A military officer in her forties from Lop Buri, introducing herself as Mam, joined the conversation. She said: “I have to come to get medicine for my mother. I am just ‘chill chill’ [easy] with this. I go on with daily life as usual.

 

“But it doesn’t mean that I think less of the bombing,” Mam said. “The officers in my province have condemned such an act. We become more vigilant, but at the same time, we proceed with our lives like normal.”

 

“How could they do such a thing to a hospital?” Aumpai said. “If this country is this messed up, the junta should stay for even longer.”

 

A 32-year-old man named Kay is a frequent visitor to the hospital. He was not sick but simply comes to take a break from duty at a nearby shop.

 

He took his time playing around with a phone, the same as he did when sitting a few dozen metres from the Wongsuwan Room right when the bomb went off.

 

“It sounded like some sort of electrical blast,” he said. “I was immediately told that it was an air conditioner that blew up, so I wasn’t shocked.” 

 

After learning the facts, however, Kay still maintains his routine at Phramongkutklao, saying he trusted the security guards. “Yes, I saw the news that many CCTVs cameras were broken. But I think it’s just a technique to lure culprits,” Kay said.

 

However, routine workers at the hospital had a different attitude.

 

“I’m kind of afraid of future threats.

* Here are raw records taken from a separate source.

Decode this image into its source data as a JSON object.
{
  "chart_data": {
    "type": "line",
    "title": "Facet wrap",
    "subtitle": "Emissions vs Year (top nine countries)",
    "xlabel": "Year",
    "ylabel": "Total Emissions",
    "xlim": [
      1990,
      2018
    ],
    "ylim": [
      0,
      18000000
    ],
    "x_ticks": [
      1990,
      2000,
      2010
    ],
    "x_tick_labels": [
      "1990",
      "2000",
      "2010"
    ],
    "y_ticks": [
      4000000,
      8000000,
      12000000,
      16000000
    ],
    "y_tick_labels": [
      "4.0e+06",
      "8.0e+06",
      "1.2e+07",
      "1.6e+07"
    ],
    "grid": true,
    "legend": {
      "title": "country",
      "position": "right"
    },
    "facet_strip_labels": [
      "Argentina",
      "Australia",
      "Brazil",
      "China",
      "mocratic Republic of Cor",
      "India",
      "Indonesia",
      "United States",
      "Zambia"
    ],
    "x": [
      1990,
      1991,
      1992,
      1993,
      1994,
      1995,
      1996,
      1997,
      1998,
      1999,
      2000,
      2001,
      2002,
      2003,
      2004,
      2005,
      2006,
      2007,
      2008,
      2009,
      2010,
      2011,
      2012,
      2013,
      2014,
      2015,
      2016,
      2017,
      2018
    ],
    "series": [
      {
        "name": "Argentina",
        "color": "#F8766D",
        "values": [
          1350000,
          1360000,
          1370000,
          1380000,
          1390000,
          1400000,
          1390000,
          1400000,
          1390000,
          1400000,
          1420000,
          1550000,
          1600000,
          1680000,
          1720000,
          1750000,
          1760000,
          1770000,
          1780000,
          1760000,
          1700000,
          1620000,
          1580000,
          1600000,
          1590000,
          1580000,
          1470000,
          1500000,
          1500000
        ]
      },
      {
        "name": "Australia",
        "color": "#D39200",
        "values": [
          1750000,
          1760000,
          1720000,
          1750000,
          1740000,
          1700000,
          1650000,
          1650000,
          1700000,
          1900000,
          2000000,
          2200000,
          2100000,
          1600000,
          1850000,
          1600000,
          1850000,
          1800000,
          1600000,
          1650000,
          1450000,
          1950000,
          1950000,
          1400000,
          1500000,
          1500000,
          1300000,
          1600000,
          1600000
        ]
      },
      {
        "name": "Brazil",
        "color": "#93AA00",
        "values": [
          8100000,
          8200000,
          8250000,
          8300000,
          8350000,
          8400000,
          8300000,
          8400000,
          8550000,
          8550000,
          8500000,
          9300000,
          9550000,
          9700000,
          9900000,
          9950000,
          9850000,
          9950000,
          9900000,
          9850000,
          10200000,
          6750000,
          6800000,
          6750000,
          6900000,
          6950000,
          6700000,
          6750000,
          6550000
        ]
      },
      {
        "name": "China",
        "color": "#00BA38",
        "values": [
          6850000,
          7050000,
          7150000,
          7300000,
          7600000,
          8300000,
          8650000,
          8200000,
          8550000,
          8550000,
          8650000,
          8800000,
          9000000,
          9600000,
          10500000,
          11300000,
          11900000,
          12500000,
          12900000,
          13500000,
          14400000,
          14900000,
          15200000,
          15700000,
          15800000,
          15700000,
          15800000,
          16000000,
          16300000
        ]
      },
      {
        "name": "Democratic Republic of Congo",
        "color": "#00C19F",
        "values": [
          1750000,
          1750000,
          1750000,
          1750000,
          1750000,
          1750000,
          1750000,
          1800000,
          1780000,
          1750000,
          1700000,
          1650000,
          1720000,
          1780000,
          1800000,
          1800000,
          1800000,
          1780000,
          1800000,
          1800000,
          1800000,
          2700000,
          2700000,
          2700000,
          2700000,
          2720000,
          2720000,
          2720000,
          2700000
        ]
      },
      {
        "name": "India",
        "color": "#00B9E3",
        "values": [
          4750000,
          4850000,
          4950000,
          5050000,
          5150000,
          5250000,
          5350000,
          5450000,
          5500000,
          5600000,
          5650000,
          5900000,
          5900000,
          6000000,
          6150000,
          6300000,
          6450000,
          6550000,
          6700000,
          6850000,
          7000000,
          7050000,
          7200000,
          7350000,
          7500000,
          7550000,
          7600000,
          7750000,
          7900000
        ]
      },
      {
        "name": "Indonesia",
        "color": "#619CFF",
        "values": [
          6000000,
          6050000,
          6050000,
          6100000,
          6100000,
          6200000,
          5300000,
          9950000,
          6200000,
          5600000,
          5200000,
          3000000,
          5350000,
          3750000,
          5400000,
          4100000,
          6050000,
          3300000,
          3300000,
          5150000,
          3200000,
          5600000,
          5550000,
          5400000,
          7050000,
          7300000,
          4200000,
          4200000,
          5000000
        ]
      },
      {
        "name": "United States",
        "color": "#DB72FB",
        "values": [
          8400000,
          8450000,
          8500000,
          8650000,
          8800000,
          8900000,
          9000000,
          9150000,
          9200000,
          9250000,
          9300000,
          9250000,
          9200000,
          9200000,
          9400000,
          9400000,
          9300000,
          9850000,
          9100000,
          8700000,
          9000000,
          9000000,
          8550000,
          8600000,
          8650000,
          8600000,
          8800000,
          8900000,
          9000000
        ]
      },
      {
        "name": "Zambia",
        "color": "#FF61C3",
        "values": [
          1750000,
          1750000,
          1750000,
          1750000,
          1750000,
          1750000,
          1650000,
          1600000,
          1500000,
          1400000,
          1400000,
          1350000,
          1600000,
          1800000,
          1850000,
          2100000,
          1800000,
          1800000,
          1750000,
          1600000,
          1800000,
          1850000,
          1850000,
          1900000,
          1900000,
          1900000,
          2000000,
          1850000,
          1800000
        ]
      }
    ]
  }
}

But what else can I do?” said Wit, one of eight cleaners who was on duty on the first floor. “Even on the day of the incident, we remained at work. We are also told to keep watch for any possible irregularity in the hospital.

 

“It’s not our place to demand anything,” said a chief of patient care-givers, also in charge of cooperation with security guards at the hospital. “All we can do is elevate security measures – we set up guidelines on how to inspect people in general and how to report anyone suspect.

 

A 23-year-old medical intern said: “I only have enough time to care for my patients. Everything has to go on and there’s nothing but my medical work that I can do. I have to trust security will lift in the |hospital.”